Правда, не в такую погоду. Сейчас сюда хоть на танке подъезжай – за двадцать метров не различишь. Но вряд ли тот человек, которого ждал Бурдашов, был силен в метеорологии. И уж наверняка он не умел собирать и разгонять тучи.
Журналист раздавил сигарету в пепельнице, с досадой посмотрел на циферблат наручных часов. С момента его приезда прошло уже шесть минут. Пожалуй, дальше рисковать не стоит. Бурдашов включил «дворники».
Тут все и случилось. Вдруг слева на залитое водой стекло надвинулась стремительная тень, дверца как бы сама собой распахнулась, Бурдашова обдало колючими брызгами, а потом в шею ему ткнули чем-то жестким и горячим, от чего у него перехватило дыхание и потемнело в глазах. Он стукнулся лицом о рулевое колесо, уже не осознавая этого.
Первое, что Бурдашов почувствовал, когда очнулся, это какой-то отвратительный кислый вкус во рту и дрожь во всем теле. Электрошок, подумал он, они вырубили меня с помощью электрошокера. Значит, все-таки это провокация. Но что же последует теперь?
Его, несомненно, куда-то везли – в его собственной машине. В этом Бурдашова убеждал знакомый запах салона. Увидеть он ничего не мог – его лицо упиралось в мужское бедро, обтянутое грубой тканью поношенных брюк. От мокрой штанины тошнотворно пахло псиной. Однако как-то изменить положение Бурдашов не мог, его шею крепко сжимала чья-то каменная рука, не давая не только поднять голову, но даже пошевелиться.
Поскольку все происходило на заднем сиденье, а машина двигалась, Бурдашов рассудил, что, кроме него, в ней находятся, по крайней мере, еще двое. Намерения их были неизвестны. Бурдашов завязал бы с ними разговор, но в том унизительном положении, в каком он находился, можно было только мычать, а выставлять себя на посмешище ему не хотелось. Бурдашов решил подождать, пока незнакомцы заговорят сами. Но они помалкивали.
Сколько времени они находятся в пути, Бурдашов мог только догадываться, как, впрочем, и о том, куда они направляются. Между тем неприятный червячок уже начинал шевелиться в области сердца – Бурдашов вполне допускал, что период уговоров закончился и его ждет нечто более неприятное – слово «худшее» просто не хотелось употреблять.
По тому, как запрыгала машина, Бурдашов догадался, что они свернули с асфальта и едут по грунтовке, изрядно подмоченной дождем. Решив, что слишком далеко заехать просто не было времени, Бурдашов предположил, что они находятся где-нибудь в районе Битцевского лесопарка. Он и в хорошую погоду не был любителем природы, а уж такая несвоевременная прогулка ничего, кроме самых мрачных предчувствий, в нем не вызывала.

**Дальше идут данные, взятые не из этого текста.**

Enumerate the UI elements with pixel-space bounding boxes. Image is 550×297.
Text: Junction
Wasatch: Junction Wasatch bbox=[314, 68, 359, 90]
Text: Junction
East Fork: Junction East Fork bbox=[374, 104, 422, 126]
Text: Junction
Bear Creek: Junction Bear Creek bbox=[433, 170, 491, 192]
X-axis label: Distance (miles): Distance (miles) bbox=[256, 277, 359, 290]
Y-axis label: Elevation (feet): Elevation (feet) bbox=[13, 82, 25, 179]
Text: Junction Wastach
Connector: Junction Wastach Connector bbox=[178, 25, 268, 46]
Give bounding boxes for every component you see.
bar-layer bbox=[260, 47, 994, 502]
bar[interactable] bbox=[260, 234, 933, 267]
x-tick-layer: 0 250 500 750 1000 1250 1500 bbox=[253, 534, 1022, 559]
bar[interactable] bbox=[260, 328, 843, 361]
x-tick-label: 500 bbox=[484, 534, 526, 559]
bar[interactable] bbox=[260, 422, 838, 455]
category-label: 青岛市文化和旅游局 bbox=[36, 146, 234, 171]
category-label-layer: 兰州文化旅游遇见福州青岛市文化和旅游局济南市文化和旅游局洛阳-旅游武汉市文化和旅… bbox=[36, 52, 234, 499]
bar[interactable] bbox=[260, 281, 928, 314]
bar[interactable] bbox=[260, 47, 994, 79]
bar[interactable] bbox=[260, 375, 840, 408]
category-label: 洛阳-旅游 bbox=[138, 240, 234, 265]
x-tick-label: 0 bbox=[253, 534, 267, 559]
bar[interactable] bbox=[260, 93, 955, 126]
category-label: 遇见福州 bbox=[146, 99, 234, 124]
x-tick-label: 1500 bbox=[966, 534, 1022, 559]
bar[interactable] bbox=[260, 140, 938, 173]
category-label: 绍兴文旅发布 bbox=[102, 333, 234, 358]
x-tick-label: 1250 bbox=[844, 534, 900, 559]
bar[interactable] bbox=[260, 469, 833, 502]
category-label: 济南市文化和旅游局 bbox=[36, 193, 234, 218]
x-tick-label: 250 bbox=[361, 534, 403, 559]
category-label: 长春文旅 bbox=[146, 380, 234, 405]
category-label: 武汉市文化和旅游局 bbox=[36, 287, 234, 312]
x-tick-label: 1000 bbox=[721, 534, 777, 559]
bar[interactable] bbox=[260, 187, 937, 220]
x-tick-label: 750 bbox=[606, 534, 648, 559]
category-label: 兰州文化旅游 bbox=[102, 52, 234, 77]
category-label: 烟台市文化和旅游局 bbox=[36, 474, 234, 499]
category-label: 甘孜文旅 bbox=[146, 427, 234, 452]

Неожиданно его машина будто взбрыкнула. Бурдашова подбросило на сиденье, а шея его, зажатая в замок крепким локтем, едва не переломилась пополам и отреагировала обжигающей болью, пронзившей тело от затылка до поясницы. Снаружи послышался характерный треск сминаемых кустов, скрежет веток о днище, а потом все вдруг стихло, и машина остановилась.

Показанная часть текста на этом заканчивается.